Despite as much praise I can give it (which I may be understating the importance of the performances – they truly are phenomenal), my fear is that most audiences member will not enjoy this film, as it is, to it’s very core, an indie arthouse film. It is slowly paced, dry, and at times, rather boring. I would be lying if I said that I hadn’t noticed this, but the film both sufferers and shines in it’s ability to respect the craft of the story, performances, and at times, the audience, by letting the moments linger for as long as they can. It is something I prefer in stories like this, or even in dramas generally, but like I said, this film certainly is much slower than it really should be. There isn’t much energy to it, and that will no doubt turn away a lot of moviegoers.
It can be a struggle, but if you can focus and harness your patience, the film is worth the watch. Each vignette hit some very deep emotional chord, and delves deep into the realities of love, personal pursuits, idolatry, mortality, fate (or lack there of), faith, and a whole slew of other themes. It is done in such a quiet, subdued manner, with nothing ever spelled out for the audience; everything just kind of… happens. Of the three vignettes, the third segment that focuses on Lily Gladstone and Kristen Stewart’s characters left me with such a gutted feeling towards love and loss, and reminded me all to well of the realities of this world. It’s a fantastic segment that, in my opinion, sets the film up in the higher ranks of indie cinema.
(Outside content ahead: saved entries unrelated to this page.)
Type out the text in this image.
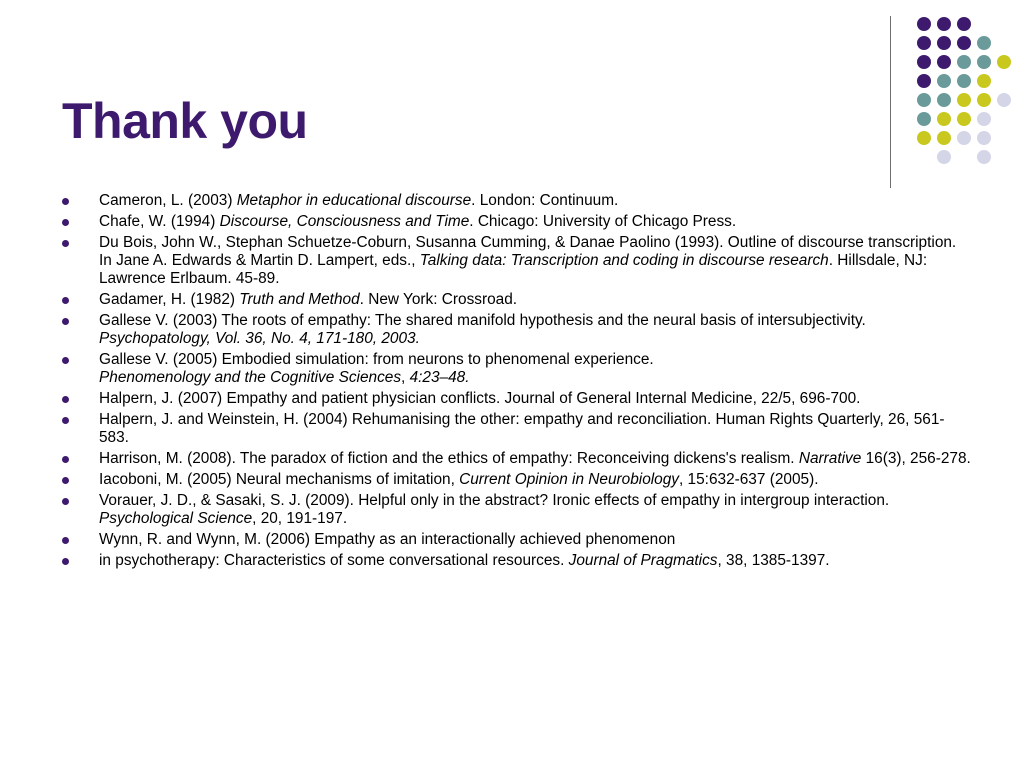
Thank you
Cameron, L. (2003) Metaphor in educational discourse. London: Continuum.
Chafe, W. (1994) Discourse, Consciousness and Time. Chicago: University of Chicago Press.
Du Bois, John W., Stephan Schuetze-Coburn, Susanna Cumming, & Danae Paolino (1993). Outline of discourse transcription. In Jane A. Edwards & Martin D. Lampert, eds., Talking data: Transcription and coding in discourse research. Hillsdale, NJ: Lawrence Erlbaum. 45-89.
Gadamer, H. (1982) Truth and Method. New York: Crossroad.
Gallese V. (2003) The roots of empathy: The shared manifold hypothesis and the neural basis of intersubjectivity. Psychopatology, Vol. 36, No. 4, 171-180, 2003.
Gallese V. (2005) Embodied simulation: from neurons to phenomenal experience.
Phenomenology and the Cognitive Sciences, 4:23–48.
Halpern, J. (2007) Empathy and patient physician conflicts. Journal of General Internal Medicine, 22/5, 696-700.
Halpern, J. and Weinstein, H. (2004) Rehumanising the other: empathy and reconciliation. Human Rights Quarterly, 26, 561-583.
Harrison, M. (2008). The paradox of fiction and the ethics of empathy: Reconceiving dickens's realism. Narrative 16(3), 256-278.
Iacoboni, M. (2005) Neural mechanisms of imitation, Current Opinion in Neurobiology, 15:632-637 (2005).
Vorauer, J. D., & Sasaki, S. J. (2009). Helpful only in the abstract? Ironic effects of empathy in intergroup interaction. Psychological Science, 20, 191-197.
Wynn, R. and Wynn, M. (2006) Empathy as an interactionally achieved phenomenon
in psychotherapy: Characteristics of some conversational resources. Journal of Pragmatics, 38, 1385-1397.
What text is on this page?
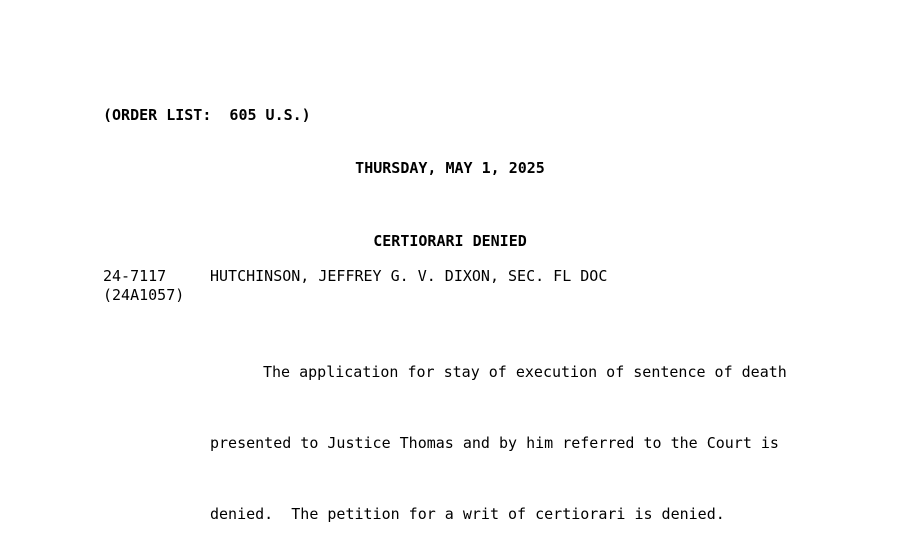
(ORDER LIST:  605 U.S.)
THURSDAY, MAY 1, 2025
CERTIORARI DENIED
24-7117
(24A1057)
HUTCHINSON, JEFFREY G. V. DIXON, SEC. FL DOC

The application for stay of execution of sentence of death

presented to Justice Thomas and by him referred to the Court is

denied.  The petition for a writ of certiorari is denied.
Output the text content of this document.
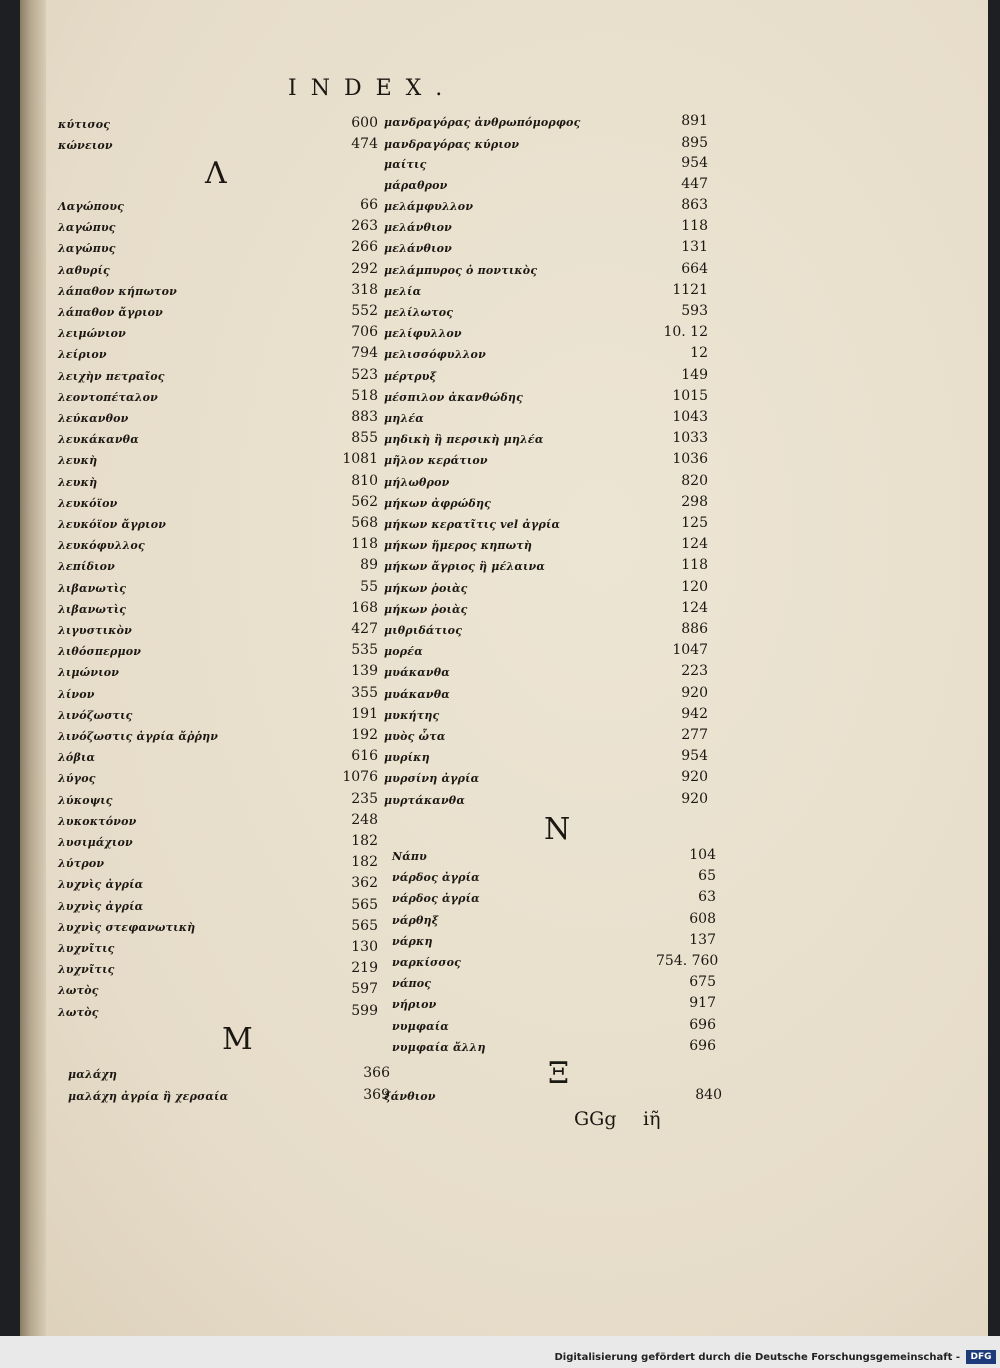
INDEX.
Λ
M
N
Ξ
κύτισος	600
κώνειον	474
Λαγώπους	66
λαγώπυς	263
λαγώπυς	266
λαθυρίς	292
λάπαθον κήπωτον	318
λάπαθον ἄγριον	552
λειμώνιον	706
λείριον	794
λειχὴν πετραῖος	523
λεοντοπέταλον	518
λεύκανθον	883
λευκάκανθα	855
λευκὴ	1081
λευκὴ	810
λευκόϊον	562
λευκόϊον ἄγριον	568
λευκόφυλλος	118
λεπίδιον	89
λιβανωτὶς	55
λιβανωτὶς	168
λιγυστικὸν	427
λιθόσπερμον	535
λιμώνιον	139
λίνον	355
λινόζωστις	191
λινόζωστις ἀγρία ἄῤῥην	192
λόβια	616
λύγος	1076
λύκοψις	235
λυκοκτόνον	248
λυσιμάχιον	182
λύτρον	182
λυχνὶς ἀγρία	362
λυχνὶς ἀγρία	565
λυχνὶς στεφανωτικὴ	565
λυχνῖτις	130
λυχνῖτις	219
λωτὸς	597
λωτὸς	599
μαλάχη	366
μαλάχη ἀγρία ἢ χερσαία	369
μανδραγόρας ἀνθρωπόμορφος	891
μανδραγόρας κύριον	895
μαίτις	954
μάραθρον	447
μελάμφυλλον	863
μελάνθιον	118
μελάνθιον	131
μελάμπυρος ὁ ποντικὸς	664
μελία	1121
μελίλωτος	593
μελίφυλλον	10. 12
μελισσόφυλλον	12
μέρτρυξ	149
μέσπιλον ἀκανθώδης	1015
μηλέα	1043
μηδικὴ ἢ περσικὴ μηλέα	1033
μῆλον κεράτιον	1036
μήλωθρον	820
μήκων ἀφρώδης	298
μήκων κερατῖτις vel ἀγρία	125
μήκων ἥμερος κηπωτὴ	124
μήκων ἄγριος ἢ μέλαινα	118
μήκων ῥοιὰς	120
μήκων ῥοιὰς	124
μιθριδάτιος	886
μορέα	1047
μυάκανθα	223
μυάκανθα	920
μυκήτης	942
μυὸς ὦτα	277
μυρίκη	954
μυρσίνη ἀγρία	920
μυρτάκανθα	920
Νάπυ	104
νάρδος ἀγρία	65
νάρδος ἀγρία	63
νάρθηξ	608
νάρκη	137
ναρκίσσος	754. 760
νάπος	675
νήριον	917
νυμφαία	696
νυμφαία ἄλλη	696
ξάνθιον	840
GGg iῆ
Digitalisierung gefördert durch die Deutsche Forschungsgemeinschaft -	DFG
The other two segments also push for female and feminist empowerment through various depictions of their pursuits in life, and ultimately, every segment felt genuine and real.
My one gripe with this film, alongside the pace not being for everyone, is that most every male in this film is depicted as a villainous or severely flawed individual/antagonist. Even the topic of masculinity seems to be punished throughout. Men are either radical, impulsive, ignorant, stupid, or cheaters. This might seem like an odd gripe, and the film was, as I have mentioned multiple times, very subtle. So even these male characters were portrayed as relatively realistic. But their actions were very demeaning, and I found this just to be a bit odd and out of place. Especially for a film that is ultimately promoting feminism and equality between genders.
But I digress.
Certain Women is a cold, slow, bleak, yet incredibly beautiful film, with some of the greatest performance I have ever seen from the actresses throughout. The film can be unbearably slow, which will no doubt be a substantial negative in upcoming reviewers’ opinions. However, for me, this film is a tremendous execution of subtlety, respect, and patience.